Recent LIBOR rates have been on the rise, and we continue to be wary of a resurgence of financial instability.

 

Looking at the technical aspects, the U.S. market is in a medium-term up trend and a short-term no trend. The Japanese market is in a medium-term up trend, and the short-term is up trend.

 

Analyzing the foreign exchange market, the yen has been trending lower since early 2021, but has turned stronger since November. This week, the yen is expected to be in the 129-132 yen range.

 

This week in the U.S., inflation, producer prices, retail sales, and several speeches by Fed officials will be the main focus of attention. Also in the U.K., the Consumer Price Index, Retail Sales, and Labor Statistics will be released. In addition, Japan's fourth quarter GDP growth and India's inflation rate will also be released.

 

Last week, the Nikkei 225 remained within the assumed range. The upper price was about 160 yen below the assumed line and the lower price was about 520 yen above the assumed line.

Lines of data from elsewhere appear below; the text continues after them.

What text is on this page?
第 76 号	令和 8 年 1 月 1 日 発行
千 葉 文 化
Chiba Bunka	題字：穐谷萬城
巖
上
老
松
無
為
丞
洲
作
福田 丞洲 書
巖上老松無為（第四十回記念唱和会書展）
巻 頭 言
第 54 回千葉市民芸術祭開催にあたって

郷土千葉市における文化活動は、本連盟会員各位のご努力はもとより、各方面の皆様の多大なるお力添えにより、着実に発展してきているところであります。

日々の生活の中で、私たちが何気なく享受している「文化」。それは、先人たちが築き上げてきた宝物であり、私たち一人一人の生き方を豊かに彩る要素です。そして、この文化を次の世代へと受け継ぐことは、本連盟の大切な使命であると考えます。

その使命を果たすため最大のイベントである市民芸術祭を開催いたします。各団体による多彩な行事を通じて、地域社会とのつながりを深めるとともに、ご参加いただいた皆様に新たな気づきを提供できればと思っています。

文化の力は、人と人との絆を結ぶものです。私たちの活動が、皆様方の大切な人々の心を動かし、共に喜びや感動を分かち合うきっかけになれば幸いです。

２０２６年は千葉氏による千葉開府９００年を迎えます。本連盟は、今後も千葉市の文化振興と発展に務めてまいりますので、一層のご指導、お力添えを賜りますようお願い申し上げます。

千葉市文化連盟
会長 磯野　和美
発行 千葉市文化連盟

This week, the Nikkei 225 is expected to move between the Bollinger Band +2σ (currently around 28200 yen) on the upside and the 25-day line (currently around 26980 yen) on the downside.

This week, the U.S. Consumer Price Index for January will be the most closely watched, but with U.S. long-term interest rates and the VIX trending higher, it will be a week of selling pressure on the Nikkei 225.